In an e-mail interview with loudounextra.com staff writer Charity Corkey, Meyers, 42, discussed her blog, the influences on her cooking and her worst kitchen disaster.
Q When did you start blogging about food, and why?
A My cooking blog started as a hobby six years ago, a way for me to keep track of our favorite recipes online. I never intended to start a blog. I decided to use WordPress as a content management system and never thought anyone would visit the site. In fact I was so new to the blogging software that I didn't realize the site had visitors until someone left a comment on one of my early posts.
I felt mortified because the site was very bare, with no photos or anything to make it look inviting. So I started working on the design and began shooting photos of the dishes I cooked. My husband had encouraged me to write a cookbook for our children, and in a way the site became our family's online cookbook.
How often do you blog and what kind of response from readers do you get?

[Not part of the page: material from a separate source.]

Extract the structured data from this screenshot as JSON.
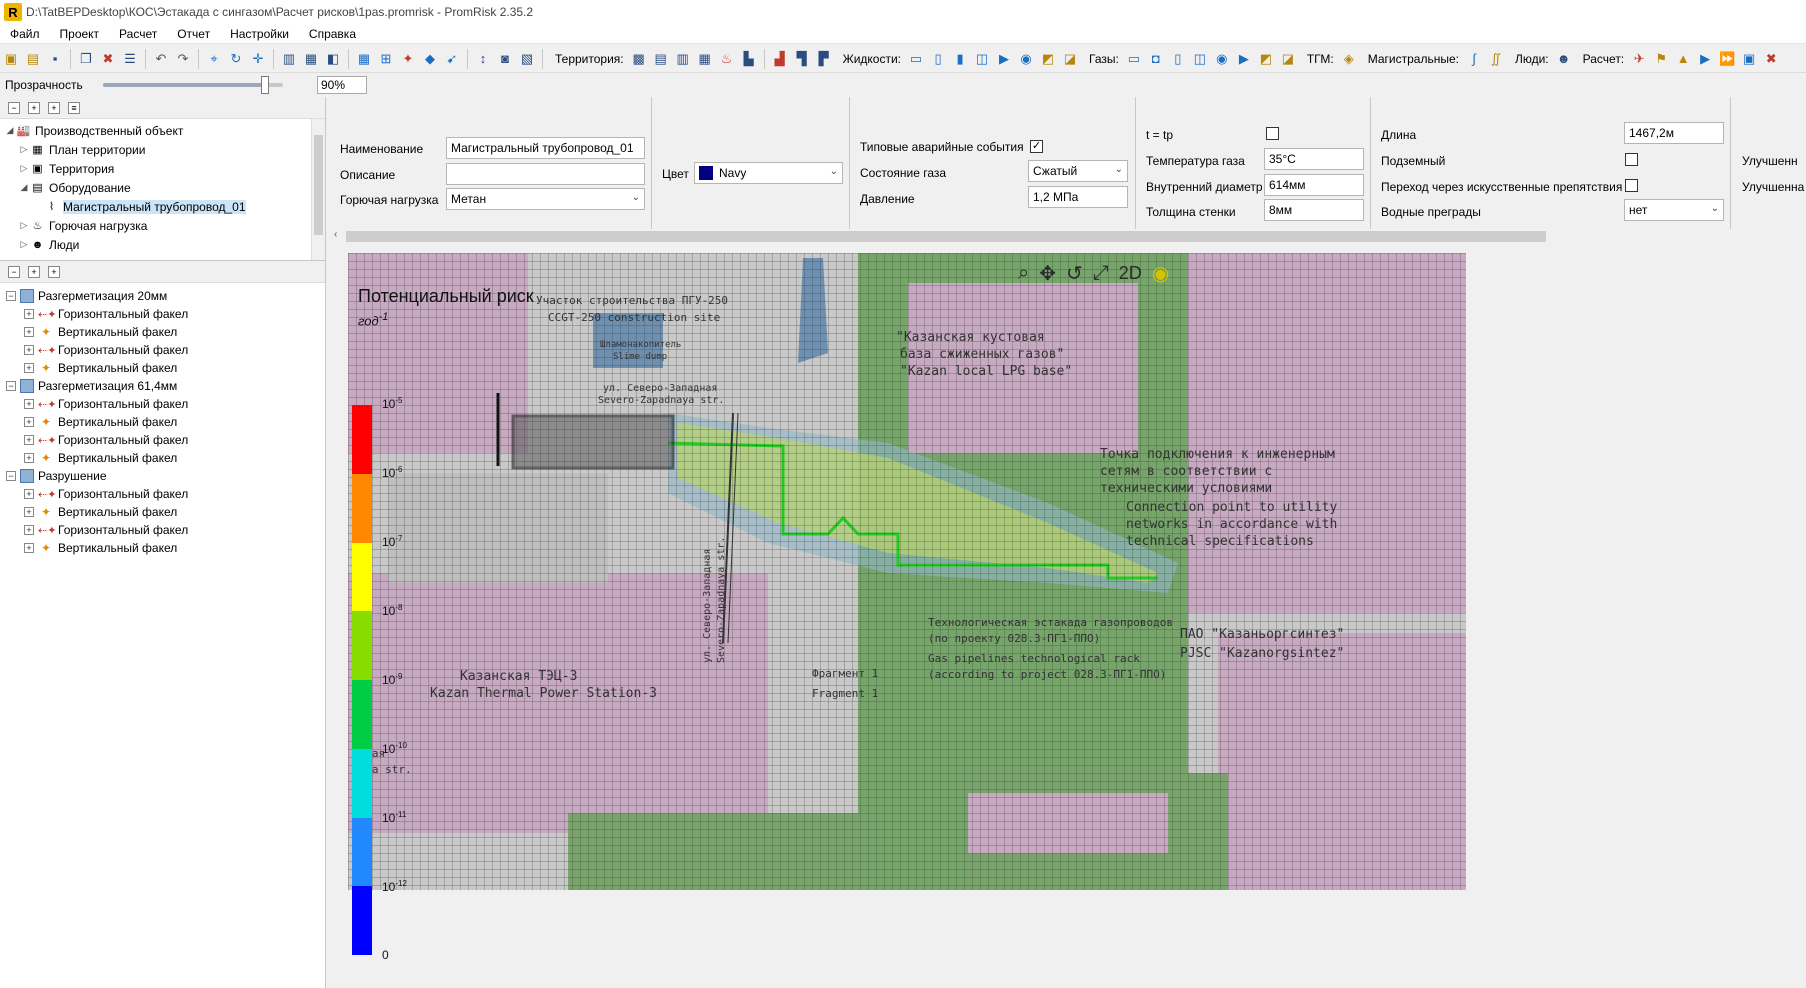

I try to write two recipes and one edible-gardening post per week, though I would like to post more often. My readers seem very supportive of the site and reach out via their comments and e-mails. The site has readers from all over the world, some as far away as Singapore and Australia, but about 60 percent are from the United States.

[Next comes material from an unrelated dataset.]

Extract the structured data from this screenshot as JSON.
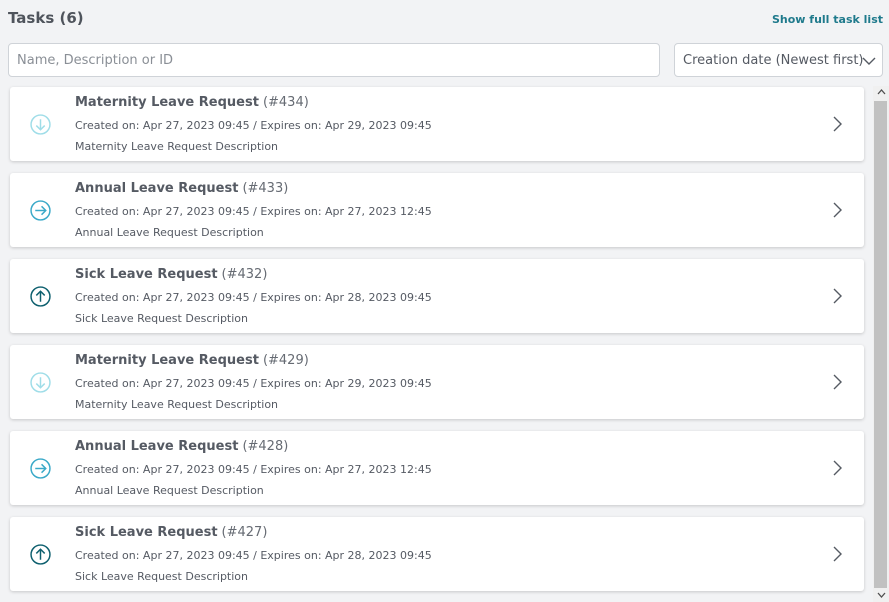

What is the worst kitchen disaster you've had?
I've had my share, and I actually wrote about my top 10 culinary flops during my first year blogging. I think dropping my husband's birthday cake a few years ago qualifies as the worst thing that has ever happened in our kitchen.
On your blog, you write that you are from the South. What Southern meals inspired you to pursue cooking?
Even though I grew up in the Midwest, my parents brought the South with them, and their Southern upbringing was consistently reflected in our home. There are farmers on both sides of our family tree, so that had an impact as well.
My mother and grandmothers made many things that I wanted to learn, but Southern country-style breakfasts were a big inspiration. For them, it was the big meal of the day, and my paternal grandmother filled the breakfast table with two or three kinds of meat, biscuits, gravy, sliced tomatoes and homemade jellies and jams, and apple butter. I still can't quite imitate my grandmother's fried chicken, but I can come pretty close to her biscuits and gravy. I wish I had spent more time in the kitchen with my mother and grandmothers when I was young.